Fenton is now up north in Miss Truscott's Yorkshire cottage. He reads about the murder in the newspaper and goes to the police to explain. However, his main alibi for the time of the murder is not supported by Mrs Shipley who denies seeing him. Ironically, Mr Shipley witnessed the liaison and supports Fenton's alibi and he is free to go.

==Cast==
- Gordon Jackson as Roger Fenton
- June Thorburn as Audrey Truscott
- Maya Koumani as Maria Shipley
- Terence Alexander as John Braine
- Sam Kydd as Slug
- Mary Clare as Mrs West
- Victor Brooks as Superintendent Wilson
- Joan Heal as Ethel
- Olive Sloane as landlady
- Llewellyn Rees as H.G. Shipley
- Annette Kerr as Miss Collins, the office secretary
- Norman Shelley as Councilor Forbes
- Norman Mitchell as landlord

==Critical reception==
Kine Weekly said "The tale, competently portrayed and adequately directed, contains comedy and romance, but its asides are never permitted to cloud the main issue or rob the climax of punch.

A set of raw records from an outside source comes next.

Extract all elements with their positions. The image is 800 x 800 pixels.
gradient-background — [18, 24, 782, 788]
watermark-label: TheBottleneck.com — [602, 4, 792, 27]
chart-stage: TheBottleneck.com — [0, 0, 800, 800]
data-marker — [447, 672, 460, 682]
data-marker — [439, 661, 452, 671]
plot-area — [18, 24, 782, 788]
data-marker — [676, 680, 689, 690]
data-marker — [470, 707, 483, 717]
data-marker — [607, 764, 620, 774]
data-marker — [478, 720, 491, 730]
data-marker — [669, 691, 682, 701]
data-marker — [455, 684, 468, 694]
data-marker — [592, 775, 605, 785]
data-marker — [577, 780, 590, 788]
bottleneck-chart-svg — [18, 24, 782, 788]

Moreover, its staging is realistic, and the dialogue has edge."

Monthly Film Bulletin said "The situation of this mediocre suspense thriller pursues a rambling, rather unconvincing course towards an inevitable conclusion, while the cast strive hard and more or less in vain to give their characters an authoritative ring."

In British Sound Films: The Studio Years 1928–1959 David Quinlan rated the film as "poor", writing: "Quite unconvincing. Moral: don't let your producer write his own screenplay."

The Radio Times Guide to Films gave the film 2/5 stars, writing: "This low-budget programme filler may not have the fiendish twists and turns you'd expect, but it stars the quietly affecting Gordon Jackson as a lag trying to go straight after leaving prison. One of the more maligned quickie stalwarts, Montgomery Tully directs with little urgency but Geoffrey Faithfull brings a craftsman's eye to the visuals."